Proving the repeatability of the Niobrara remains an imperative for oil and gas compa­nies in the Powder River.

“The laterals that we’ve done, the single wells have been a little shorter than what was seen in the Permian, though larger pads have drilled laterals of 10,000 feet,” he said.

Moore said he sees many operators in the Powder trying to prove that their assets can match the quality of the Eagle Ford or Perm­ian. But like all plays, the question remains whether the wells will be consistently high performing or if the current, promising results are due to E&Ps choosing the “most efficient rock to drill in first.”

“They’ve got to figure out if they can keep that up, because they’ve chosen the best rock,” he said.

PRB
Like other Powder River Basin producers, Samson Resources II LLC initially relied on trucks to move its oil to market—a deficiency rectified by new pipelines and a slate of additional lines that are being built or converted.

“I think that’s what everyone’s doing in the Powder,” he said. “They’re trying to prove out that their assets are good. They haven’t been fracking up there for a bunch of years, not in mass.”

Operators have already made up their mind that the Niobrara will show the consistency of other shale plays.

Mills said Samson has so far been the only company that has truly chased after the Shannon and seen remarkable success. In January, the company noted that two Ogalal­la wells in Converse County, Wyo., both had IP30 production exceeding 2,000 barrels of oil equivalent per day (boe/d)—both with at least 93% oil.

Mills said the company’s Spearhead Feder­al well, in the Shannon, is a 1.4 million boe well with 90% to 95% oil.

“I put that up against any Wolfcamp well,” Mills said.

Still, Samson has 100 to 150 Shannon well locations. “We have three times that in the Ni­obrara,” he said. “Obviously the Niobrara is a widespread reservoir over large areas. It’s also repeatable.”

Mills said the Niobrara’s widespread pres­ence is essential for the basin’s future. As of January, the company had drilled one Nio-brara well.

“There’s not enough running room either in the Turner or the conventional [reservoirs] to have 50, 60 rigs running here,” he said. “Ulti­mately for us to see this basin really ramp up to its potential, it’s going to be us figuring out how to unlock the secrets in the two uncon­ventional reservoirs.”

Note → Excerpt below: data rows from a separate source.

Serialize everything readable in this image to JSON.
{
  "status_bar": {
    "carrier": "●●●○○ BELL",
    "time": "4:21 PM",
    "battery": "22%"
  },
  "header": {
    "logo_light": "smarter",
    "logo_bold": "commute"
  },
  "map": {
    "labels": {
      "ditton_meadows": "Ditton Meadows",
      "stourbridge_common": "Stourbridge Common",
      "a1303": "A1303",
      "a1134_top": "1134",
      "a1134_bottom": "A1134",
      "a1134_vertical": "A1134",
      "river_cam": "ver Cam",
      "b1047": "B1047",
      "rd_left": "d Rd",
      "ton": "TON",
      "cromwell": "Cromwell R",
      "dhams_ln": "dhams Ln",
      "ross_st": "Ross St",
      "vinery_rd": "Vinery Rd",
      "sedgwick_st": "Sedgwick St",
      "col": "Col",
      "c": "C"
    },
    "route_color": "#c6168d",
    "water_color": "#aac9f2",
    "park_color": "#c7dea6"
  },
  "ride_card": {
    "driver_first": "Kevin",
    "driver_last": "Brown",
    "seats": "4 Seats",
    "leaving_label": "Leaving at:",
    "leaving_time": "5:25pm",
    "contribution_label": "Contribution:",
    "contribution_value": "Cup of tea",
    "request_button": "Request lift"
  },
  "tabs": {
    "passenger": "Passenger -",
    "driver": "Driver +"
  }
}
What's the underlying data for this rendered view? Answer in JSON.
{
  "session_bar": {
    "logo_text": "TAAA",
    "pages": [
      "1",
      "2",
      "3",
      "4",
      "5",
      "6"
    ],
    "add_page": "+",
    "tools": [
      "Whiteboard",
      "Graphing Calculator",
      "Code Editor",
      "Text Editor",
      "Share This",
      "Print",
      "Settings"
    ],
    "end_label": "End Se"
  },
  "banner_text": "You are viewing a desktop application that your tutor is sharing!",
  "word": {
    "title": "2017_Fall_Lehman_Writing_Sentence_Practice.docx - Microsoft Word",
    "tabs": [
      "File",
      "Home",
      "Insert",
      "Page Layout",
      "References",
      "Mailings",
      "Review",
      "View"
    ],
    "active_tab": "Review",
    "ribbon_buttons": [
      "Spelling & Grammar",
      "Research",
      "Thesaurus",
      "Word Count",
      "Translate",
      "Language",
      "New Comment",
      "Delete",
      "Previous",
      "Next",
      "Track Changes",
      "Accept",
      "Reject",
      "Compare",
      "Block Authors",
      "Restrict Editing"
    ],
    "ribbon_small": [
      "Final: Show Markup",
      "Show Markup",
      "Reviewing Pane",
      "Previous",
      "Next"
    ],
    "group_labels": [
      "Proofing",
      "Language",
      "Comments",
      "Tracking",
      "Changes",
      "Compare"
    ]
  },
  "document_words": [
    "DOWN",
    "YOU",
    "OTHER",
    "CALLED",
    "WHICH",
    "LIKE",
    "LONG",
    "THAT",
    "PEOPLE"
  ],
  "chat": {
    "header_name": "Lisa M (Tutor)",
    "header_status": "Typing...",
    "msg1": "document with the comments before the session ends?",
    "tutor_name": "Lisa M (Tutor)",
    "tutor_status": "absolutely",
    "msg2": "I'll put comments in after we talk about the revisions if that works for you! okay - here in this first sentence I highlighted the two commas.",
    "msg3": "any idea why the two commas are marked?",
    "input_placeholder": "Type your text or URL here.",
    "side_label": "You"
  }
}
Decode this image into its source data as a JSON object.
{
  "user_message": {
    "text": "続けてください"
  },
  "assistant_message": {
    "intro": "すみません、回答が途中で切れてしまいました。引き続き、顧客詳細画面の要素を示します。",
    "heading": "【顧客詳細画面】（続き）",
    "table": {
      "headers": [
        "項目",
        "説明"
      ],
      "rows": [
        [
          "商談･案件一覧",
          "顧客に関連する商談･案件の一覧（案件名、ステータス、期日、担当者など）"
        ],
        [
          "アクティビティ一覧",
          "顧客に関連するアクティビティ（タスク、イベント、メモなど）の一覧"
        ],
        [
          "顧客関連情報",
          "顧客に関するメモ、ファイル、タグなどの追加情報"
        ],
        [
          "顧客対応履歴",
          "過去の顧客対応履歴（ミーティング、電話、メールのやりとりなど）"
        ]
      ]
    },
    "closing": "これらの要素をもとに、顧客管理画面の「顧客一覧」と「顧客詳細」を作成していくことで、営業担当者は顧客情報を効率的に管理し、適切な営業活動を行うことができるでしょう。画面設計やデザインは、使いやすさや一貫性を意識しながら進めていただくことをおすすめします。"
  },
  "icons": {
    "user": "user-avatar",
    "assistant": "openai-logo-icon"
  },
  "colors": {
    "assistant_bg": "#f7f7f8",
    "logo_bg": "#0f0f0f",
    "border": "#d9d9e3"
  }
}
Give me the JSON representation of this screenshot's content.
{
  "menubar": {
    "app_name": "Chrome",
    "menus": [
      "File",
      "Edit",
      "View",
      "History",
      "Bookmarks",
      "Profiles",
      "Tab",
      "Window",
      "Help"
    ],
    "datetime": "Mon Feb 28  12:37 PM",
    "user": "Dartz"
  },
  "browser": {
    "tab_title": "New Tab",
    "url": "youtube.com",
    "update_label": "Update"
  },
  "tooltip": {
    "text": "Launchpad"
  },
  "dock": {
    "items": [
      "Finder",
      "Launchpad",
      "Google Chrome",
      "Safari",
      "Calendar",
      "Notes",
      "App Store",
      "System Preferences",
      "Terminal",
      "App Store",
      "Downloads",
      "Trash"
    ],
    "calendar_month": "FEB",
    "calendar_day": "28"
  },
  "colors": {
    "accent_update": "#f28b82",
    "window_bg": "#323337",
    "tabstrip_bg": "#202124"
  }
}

Birkenfeld, too, said the Niobrara is repeat­able—it’s simply a matter of understanding the play’s ultimate density of wellbores and creating economies of scale by turning on large pads high-volume producing oil wells. He noted that the play’s rock is soft enough to allow 10,000-foot horizontal wells to be drilled in two-bit or even one-bit runs.

“It’s phenomenally easy to drill,” he said, adding that a step into the wrong geologic conditions is not just tougher to drill but lacks the right relationship between permeability and porosity.

“That’s what I love about the resource in place,” Birkenfeld said, comparing the forma­tion to the Permian’s Wolfcamp and Spraber­ry. “You have that same type of scenario.”

Mills offers a prediction, not unlike those made many times before about the Powder.

“I do think in the next three to five years,” he paused to emphasize three to five, “the PRB will become one of the great oil basins of our country.”